I noticed something of interest for us, that was little commented (but fact-checked) among the huge feed of daily news. Among all the arbitrary arrests, the government targeted and sued ordinary people (who sometime got months of jail) who, in Facebook comments, naively encouraged or called to block refineries and (for a retired man) to blow them up if the government didn’t give in the people’s claims. This means the government is very afraid of that kind of blockage, which can paralyze the country within a few day. It can be quite fast, as we have only a few refineries in France.

About this, the government did a master stroke in Novembre 2018 just after the first protest. They postpone their new tax on heavy trucks to avoid the truck drivers to join the yellow vests. Indeed, the drivers know how much the country depends on them, and know how to block easily all the country’s large retailers and fuel supplies. Their protests are usually very efficient and listened to by the power.

Radical ecologist could strengthen movements like the yellow vests and use them as levers. If they do not directly serve the ecological movement, on one hand they serve social justice, with is always desirable, and on the other hand, they also destabilize the techno-industrial system by blocking supermarkets, breaking multinationals front stores, cutting roads and borders, or blocking oil refineries. In December 2018, the French power was surprised and destabilized by the breadth and the strength of this movement, and this is the kind of weakness we are looking for to generalize in the future.

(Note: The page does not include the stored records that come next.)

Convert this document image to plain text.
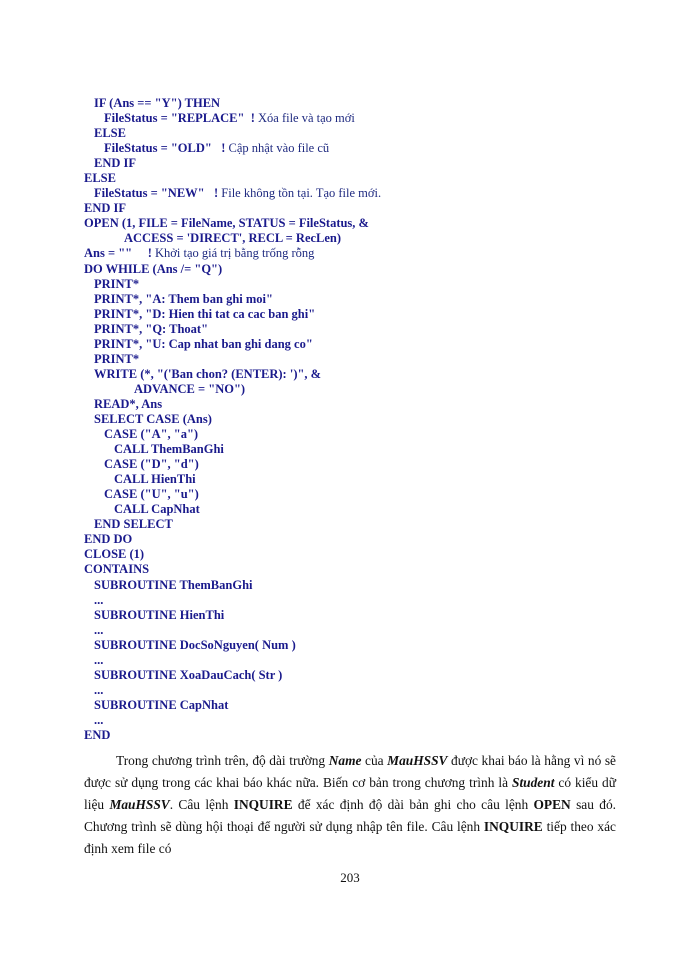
IF (Ans == "Y") THEN
FileStatus = "REPLACE"  ! Xóa file và tạo mới
ELSE
FileStatus = "OLD"   ! Cập nhật vào file cũ
END IF
ELSE
FileStatus = "NEW"   ! File không tồn tại. Tạo file mới.
END IF
OPEN (1, FILE = FileName, STATUS = FileStatus, &
ACCESS = 'DIRECT', RECL = RecLen)
Ans = ""     ! Khởi tạo giá trị bằng trống rỗng
DO WHILE (Ans /= "Q")
PRINT*
PRINT*, "A: Them ban ghi moi"
PRINT*, "D: Hien thi tat ca cac ban ghi"
PRINT*, "Q: Thoat"
PRINT*, "U: Cap nhat ban ghi dang co"
PRINT*
WRITE (*, "('Ban chon? (ENTER): ')", &
ADVANCE = "NO")
READ*, Ans
SELECT CASE (Ans)
CASE ("A", "a")
CALL ThemBanGhi
CASE ("D", "d")
CALL HienThi
CASE ("U", "u")
CALL CapNhat
END SELECT
END DO
CLOSE (1)
CONTAINS
SUBROUTINE ThemBanGhi
...
SUBROUTINE HienThi
...
SUBROUTINE DocSoNguyen( Num )
...
SUBROUTINE XoaDauCach( Str )
...
SUBROUTINE CapNhat
...
END

Trong chương trình trên, độ dài trường Name của MauHSSV được khai báo là hằng vì nó sẽ được sử dụng trong các khai báo khác nữa. Biến cơ bản trong chương trình là Student có kiểu dữ liệu MauHSSV. Câu lệnh INQUIRE để xác định độ dài bản ghi cho câu lệnh OPEN sau đó. Chương trình sẽ dùng hội thoại để người sử dụng nhập tên file. Câu lệnh INQUIRE tiếp theo xác định xem file có

203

While gentle ecologists pacifically parade in useless climate walks, at the same time, yellow vests are having violent assaults with the police in other areas of the city, breaking bones, loosing eyes, hands, and for some of them, dying. As radicalists, given the choice, we should know were the battle takes place and not to be late.

This is of course a brief and incomplete account of the yellow vest movement, whose forms are very diverse and shape-shifting.